Canopy and Understory Turns Oregon Forest Berries Most People Don’t Know Are Edible Into Jam

If people thought of forests as pantries, then the undervalued salal berry might get more love.

Canopy and Understory

Founder: Bettina von Hagen

Year founded: 2018

Product description: Forest berries no one ever thinks of eating are made into spread and packaged in cute jars for bougie shoppers.

Yearly sales: A projected $100,000 the first year

Is it profitable? Maybe next year.

Available at: New Seasons

Price: $11.99

If people thought of forests as pantries, then the undervalued salal berry might get more love. You've seen the shiny-leafed shrubs before—they're ubiquitous from British Columbia to Southern Oregon. Native Americans would cook the bruise-hued berries into something akin to Fruit Roll-Ups. But most people don't know whether they're safe to eat.

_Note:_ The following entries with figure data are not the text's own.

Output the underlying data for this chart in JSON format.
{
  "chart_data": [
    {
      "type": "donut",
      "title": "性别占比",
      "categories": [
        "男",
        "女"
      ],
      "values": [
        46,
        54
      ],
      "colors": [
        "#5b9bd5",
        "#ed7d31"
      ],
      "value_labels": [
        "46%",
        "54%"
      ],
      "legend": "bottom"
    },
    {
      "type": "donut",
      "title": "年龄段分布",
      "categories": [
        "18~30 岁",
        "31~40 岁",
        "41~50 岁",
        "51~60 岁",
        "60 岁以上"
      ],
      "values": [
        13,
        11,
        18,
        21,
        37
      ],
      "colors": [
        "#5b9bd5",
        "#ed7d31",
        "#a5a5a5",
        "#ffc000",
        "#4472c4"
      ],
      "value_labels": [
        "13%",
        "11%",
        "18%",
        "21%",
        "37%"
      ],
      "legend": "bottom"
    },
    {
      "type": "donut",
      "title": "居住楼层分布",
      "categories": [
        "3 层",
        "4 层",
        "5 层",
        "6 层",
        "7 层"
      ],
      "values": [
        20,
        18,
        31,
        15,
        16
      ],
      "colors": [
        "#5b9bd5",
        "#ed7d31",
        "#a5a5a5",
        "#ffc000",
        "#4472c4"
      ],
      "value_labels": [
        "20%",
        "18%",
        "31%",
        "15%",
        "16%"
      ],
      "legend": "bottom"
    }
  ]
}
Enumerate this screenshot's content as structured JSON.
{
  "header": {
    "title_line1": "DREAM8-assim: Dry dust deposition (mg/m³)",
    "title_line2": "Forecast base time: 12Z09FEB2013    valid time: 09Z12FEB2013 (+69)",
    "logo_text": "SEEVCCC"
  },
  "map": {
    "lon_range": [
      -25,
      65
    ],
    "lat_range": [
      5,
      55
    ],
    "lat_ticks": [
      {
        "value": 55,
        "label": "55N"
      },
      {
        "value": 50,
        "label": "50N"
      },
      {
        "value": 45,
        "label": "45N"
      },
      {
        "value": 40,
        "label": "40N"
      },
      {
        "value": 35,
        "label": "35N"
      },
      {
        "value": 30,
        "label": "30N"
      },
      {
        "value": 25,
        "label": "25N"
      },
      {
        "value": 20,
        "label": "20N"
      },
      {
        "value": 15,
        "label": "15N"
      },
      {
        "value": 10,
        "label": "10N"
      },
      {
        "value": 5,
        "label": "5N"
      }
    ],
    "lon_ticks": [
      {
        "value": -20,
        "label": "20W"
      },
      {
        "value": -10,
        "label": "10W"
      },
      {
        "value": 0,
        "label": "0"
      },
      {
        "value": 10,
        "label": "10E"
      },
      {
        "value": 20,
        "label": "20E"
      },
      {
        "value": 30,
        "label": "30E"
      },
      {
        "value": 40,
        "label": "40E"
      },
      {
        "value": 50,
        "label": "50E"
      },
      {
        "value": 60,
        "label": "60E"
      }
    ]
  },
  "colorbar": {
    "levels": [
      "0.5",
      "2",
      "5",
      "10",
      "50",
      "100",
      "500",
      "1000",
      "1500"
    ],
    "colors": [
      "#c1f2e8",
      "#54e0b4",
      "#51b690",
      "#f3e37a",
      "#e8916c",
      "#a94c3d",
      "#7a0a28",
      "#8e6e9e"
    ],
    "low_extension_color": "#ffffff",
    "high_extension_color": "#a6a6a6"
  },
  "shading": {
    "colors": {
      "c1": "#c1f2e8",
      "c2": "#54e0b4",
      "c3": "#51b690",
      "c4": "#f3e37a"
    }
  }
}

Now, one company is giving the salal plant a big profile boost. Ecotrust Forest Management, which acquires and manages forest land, created Canopy and Understory to help connect people to the environment through consumer products, the first of which is a salal berry fruit spread.

CEO Bettina von Hagen has long wanted to help others understand the intrinsic value of our forests while demonstrating that eating foraged food doesn't have to be like gnawing on bark—it can actually taste good.

"This is the beginning of a line of products we hope to produce," she explains. "It's a great way for people to connect with forests—the sort of social purposes there beyond the fact that wild, foraged foods are delicious."

That's the least that can be said of the three flavors of spread: the original wild salal berry, another that incorporates tingly lemon notes through a spruce-tip distillate, and a muffin-sweet variety made with blueberries. Sure, there are plenty of jams and jellies in stores to jazz up a cracker or slice of toast, but the salal berry market is ripe for development. So far, the only competitor von Hagen has seen was peddling spread out of a roadside stand.

Guilty pleasure snack: Any menu item with Oregon truffles.